Arribo à Ilha sob um céu acolchoado de nuvens densas. Só nos píncaros se acha embuçada de negrume a serra de Água de Pau. No sobejo da encosta, virada à cidade e ao aeroporto, escorre tinta azulácea, a cair no roxo. Mesmo mutilada, sinto-a revestida da majestade olímpica de deusa que ali persiste para escorar e dar sentido à paisagem de que participa. O casario da Lagoa detém-se num sorriso desabrochado, alumiando o fundo do horizonte. As chaminés das fábricas espetam-se no algodão churro da atmosfera abatida. Ando de Ilha às costas. Escorre-se-me em suor por todo o corpo. Sempre que se manifesta em pesadume exsuda e transpira-nos...
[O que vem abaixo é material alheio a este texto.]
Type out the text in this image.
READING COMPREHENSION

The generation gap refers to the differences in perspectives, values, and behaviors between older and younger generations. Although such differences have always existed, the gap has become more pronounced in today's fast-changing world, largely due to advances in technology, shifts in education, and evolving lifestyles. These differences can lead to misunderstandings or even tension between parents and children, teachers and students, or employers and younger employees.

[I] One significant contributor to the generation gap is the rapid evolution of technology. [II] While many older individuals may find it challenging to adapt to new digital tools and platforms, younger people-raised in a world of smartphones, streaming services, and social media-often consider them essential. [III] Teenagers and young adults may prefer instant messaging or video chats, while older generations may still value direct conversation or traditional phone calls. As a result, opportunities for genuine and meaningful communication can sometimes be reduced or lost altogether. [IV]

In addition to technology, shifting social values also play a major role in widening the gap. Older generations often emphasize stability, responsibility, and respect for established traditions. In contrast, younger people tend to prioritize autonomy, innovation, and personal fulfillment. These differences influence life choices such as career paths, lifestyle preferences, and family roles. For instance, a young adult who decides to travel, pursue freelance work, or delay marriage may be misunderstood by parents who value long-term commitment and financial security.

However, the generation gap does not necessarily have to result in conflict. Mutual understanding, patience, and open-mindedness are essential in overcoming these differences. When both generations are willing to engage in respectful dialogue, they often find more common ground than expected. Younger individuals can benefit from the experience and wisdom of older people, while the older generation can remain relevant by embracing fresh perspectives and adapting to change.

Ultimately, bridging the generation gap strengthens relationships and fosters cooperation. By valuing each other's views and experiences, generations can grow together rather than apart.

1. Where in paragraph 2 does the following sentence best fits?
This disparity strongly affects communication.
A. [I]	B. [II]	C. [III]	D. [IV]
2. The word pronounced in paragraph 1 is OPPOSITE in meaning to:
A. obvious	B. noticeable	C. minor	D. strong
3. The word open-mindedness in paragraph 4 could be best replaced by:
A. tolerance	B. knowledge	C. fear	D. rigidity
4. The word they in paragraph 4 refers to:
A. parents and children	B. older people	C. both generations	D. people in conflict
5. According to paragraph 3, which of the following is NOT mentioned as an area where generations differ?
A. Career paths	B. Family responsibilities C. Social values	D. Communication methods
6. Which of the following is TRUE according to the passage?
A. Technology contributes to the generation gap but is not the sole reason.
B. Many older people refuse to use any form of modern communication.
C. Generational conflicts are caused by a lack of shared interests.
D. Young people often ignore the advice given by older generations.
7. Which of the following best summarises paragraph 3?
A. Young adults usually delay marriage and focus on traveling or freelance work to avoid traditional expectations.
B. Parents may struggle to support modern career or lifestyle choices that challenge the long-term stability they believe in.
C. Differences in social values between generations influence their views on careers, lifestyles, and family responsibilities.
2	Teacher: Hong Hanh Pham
Cristóvão de Aguiar, Nova Relação de Bordo


2 comments:

Anonymous said...

"Ando de Ilha às costas..." Gostei desta expressão. Eu creio que ando com a Serra às costas...É uma questão de raízes. Ficam tão impressas em nós, na nossa carne que continua a ser aí que nos encontramos no nosso melhor.Na serra, sinto-me senhora do mundo!
Gosto dos teus textos, Marta. Em ti, até a prosa é poesia. Obrigada.
Ilda

Anonymous said...

Grande, muito grande!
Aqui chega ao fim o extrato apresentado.